In sum, the Court will require ISG to produce the ESI sought by MMR in its Motion to Compel. This production of ESI will not result in any significant burden or expenses given that Huffman's computers have already been imaged with a forensic report generated by ISG's own forensic examiner. To minimize any prejudice given the volume of ESI to be produced, the Court will allow ISG to designate the entire production as “CONFIDENTIAL-ATTORNEY'S EYES ONLY” as allowed pursuant to the Court's protective order governing the exchange of confidential information. (See R. Doc. 42 at 4-5). Removal of this designation, if appropriate, may be sought at a later date following a conference between the parties in an attempt to reach any appropriate agreement.
III. Conclusion
For the foregoing reasons,
IT IS ORDERED that Plaintiff's Spoliation Motion (R. Doc. 219) is DENIED.
IT IS FURTHER ORDERED that Plaintiff's Motion to Compel Documents for MMR's Third Set of Requests for Production to ISG (R. Doc. 220) is GRANTED. ISG shall produce the responsive ESI within 14 days of the date of this Order.
IT IS FURTHER ORDERED that the parties shall bear their own costs.
Signed in Baton Rouge, Louisiana, on April 7, 2025.
Footnotes
A spoliation ruling is evidentiary in nature; and so, federal courts sitting in diversity typically apply federal law when considering the imposition of sanctions for spoliated evidence. See King v. Ill. Central R.R., 337 F.3d 550, 557 (5th Cir. 2003).
ISG asserts that the deposition of Rob Mason, an ex-MMR employee for Merit Electrical, revealed that Mr.
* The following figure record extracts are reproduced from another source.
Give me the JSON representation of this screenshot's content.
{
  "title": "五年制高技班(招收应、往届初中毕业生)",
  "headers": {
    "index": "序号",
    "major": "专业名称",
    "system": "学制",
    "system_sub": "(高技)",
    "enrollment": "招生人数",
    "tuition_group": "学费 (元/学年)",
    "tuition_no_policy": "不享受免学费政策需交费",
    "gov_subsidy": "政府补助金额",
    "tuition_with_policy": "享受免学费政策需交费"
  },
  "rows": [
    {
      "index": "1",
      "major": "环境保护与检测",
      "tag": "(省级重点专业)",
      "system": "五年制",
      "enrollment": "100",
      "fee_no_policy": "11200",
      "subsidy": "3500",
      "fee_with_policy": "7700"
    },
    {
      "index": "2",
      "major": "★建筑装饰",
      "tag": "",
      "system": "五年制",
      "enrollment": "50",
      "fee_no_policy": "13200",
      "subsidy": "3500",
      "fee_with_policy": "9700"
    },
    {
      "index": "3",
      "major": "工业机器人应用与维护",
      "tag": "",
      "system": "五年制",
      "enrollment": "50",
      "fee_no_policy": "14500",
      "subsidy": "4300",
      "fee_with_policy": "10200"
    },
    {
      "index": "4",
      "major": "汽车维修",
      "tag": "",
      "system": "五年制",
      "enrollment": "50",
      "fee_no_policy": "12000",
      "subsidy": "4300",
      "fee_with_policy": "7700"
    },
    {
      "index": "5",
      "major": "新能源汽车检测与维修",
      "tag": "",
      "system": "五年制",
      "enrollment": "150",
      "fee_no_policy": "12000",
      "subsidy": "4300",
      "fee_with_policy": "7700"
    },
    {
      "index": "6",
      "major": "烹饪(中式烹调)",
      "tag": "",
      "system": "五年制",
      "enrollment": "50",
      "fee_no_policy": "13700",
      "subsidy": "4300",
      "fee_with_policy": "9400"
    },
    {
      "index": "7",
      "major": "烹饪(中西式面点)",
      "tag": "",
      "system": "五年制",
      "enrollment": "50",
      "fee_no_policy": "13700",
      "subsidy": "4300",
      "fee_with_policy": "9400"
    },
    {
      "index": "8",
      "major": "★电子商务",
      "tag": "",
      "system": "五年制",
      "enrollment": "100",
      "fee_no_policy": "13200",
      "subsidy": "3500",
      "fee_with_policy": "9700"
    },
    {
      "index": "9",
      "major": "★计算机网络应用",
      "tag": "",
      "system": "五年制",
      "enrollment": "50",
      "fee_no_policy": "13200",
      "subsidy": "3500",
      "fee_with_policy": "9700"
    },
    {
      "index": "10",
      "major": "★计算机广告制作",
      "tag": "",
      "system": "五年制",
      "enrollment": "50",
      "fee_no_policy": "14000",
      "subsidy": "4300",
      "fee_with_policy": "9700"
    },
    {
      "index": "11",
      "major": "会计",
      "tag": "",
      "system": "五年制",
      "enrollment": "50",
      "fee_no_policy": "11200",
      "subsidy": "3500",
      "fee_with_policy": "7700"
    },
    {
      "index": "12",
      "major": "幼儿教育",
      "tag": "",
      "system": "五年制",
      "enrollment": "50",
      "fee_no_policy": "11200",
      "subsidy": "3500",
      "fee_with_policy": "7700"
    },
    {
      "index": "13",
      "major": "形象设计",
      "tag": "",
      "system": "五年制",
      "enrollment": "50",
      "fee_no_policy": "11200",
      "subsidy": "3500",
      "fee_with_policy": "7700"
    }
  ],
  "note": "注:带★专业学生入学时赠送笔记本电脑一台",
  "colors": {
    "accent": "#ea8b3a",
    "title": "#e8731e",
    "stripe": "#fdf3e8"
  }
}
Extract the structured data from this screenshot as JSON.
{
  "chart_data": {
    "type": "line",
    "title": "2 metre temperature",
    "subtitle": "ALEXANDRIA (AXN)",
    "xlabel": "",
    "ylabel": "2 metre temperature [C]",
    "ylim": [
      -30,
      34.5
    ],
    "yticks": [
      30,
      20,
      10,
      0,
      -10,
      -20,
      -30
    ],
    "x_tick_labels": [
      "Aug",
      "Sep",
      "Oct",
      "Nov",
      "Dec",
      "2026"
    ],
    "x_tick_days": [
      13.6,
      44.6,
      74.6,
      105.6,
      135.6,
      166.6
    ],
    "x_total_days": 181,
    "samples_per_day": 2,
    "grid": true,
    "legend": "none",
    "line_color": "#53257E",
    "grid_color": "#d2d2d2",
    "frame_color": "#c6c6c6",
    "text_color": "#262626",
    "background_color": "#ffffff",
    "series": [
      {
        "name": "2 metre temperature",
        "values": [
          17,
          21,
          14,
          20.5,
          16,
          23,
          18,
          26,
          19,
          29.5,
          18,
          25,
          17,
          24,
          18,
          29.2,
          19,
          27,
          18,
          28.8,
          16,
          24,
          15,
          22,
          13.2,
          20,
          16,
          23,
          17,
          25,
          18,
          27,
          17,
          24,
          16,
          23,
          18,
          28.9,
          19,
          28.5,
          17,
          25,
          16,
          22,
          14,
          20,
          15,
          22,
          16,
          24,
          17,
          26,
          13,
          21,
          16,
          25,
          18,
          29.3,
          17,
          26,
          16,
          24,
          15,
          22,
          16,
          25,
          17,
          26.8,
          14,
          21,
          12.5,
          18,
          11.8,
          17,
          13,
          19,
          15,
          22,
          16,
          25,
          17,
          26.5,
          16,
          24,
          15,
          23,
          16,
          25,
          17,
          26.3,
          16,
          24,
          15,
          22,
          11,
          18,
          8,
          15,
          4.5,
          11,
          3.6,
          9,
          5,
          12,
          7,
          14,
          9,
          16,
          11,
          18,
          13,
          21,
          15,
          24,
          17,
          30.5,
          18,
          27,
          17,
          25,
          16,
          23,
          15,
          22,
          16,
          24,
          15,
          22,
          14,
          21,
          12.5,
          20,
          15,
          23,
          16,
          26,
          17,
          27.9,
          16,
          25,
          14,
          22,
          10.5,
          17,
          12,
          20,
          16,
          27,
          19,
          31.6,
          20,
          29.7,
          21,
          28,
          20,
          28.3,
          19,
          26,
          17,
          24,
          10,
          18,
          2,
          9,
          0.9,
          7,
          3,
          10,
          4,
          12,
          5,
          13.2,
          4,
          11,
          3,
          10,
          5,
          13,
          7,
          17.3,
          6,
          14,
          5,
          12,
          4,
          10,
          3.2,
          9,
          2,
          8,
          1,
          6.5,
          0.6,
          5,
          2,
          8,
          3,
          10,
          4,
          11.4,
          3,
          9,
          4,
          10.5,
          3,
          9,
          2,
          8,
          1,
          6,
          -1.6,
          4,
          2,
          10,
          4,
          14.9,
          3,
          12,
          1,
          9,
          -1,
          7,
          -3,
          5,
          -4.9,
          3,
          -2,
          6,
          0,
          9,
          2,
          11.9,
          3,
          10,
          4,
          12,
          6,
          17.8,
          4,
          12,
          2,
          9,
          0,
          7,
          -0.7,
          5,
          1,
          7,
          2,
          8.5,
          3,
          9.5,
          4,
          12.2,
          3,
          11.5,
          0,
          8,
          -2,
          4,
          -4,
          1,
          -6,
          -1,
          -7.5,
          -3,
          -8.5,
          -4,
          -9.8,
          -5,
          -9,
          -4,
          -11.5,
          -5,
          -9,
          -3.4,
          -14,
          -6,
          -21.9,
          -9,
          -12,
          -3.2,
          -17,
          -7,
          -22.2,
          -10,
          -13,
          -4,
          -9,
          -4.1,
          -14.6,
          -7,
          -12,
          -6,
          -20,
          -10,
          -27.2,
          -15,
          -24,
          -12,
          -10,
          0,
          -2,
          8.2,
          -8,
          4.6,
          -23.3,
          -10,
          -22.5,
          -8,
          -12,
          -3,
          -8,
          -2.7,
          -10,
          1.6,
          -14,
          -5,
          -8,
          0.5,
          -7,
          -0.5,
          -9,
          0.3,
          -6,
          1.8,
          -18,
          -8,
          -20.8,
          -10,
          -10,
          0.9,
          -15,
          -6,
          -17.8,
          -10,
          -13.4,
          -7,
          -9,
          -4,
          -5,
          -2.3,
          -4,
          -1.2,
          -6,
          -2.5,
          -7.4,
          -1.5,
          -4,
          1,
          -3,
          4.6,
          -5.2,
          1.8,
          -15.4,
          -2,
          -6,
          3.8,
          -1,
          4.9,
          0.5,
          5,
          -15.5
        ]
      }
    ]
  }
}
Mason had originally brought this Timekeeping document to MMR from Merit Electrical. (R. Doc. 229 at 5).
It does not appear that this issue was explored further at Huffman's second deposition.
MMR does not focus on this particular external storage device in its motion or otherwise establish that the external storage device contained any MMR information. MMR questioned Huffman about a Seagate external hard drive at his second deposition, but Huffman stated that he did not recognize it. (R. Doc. 119-8 at 27).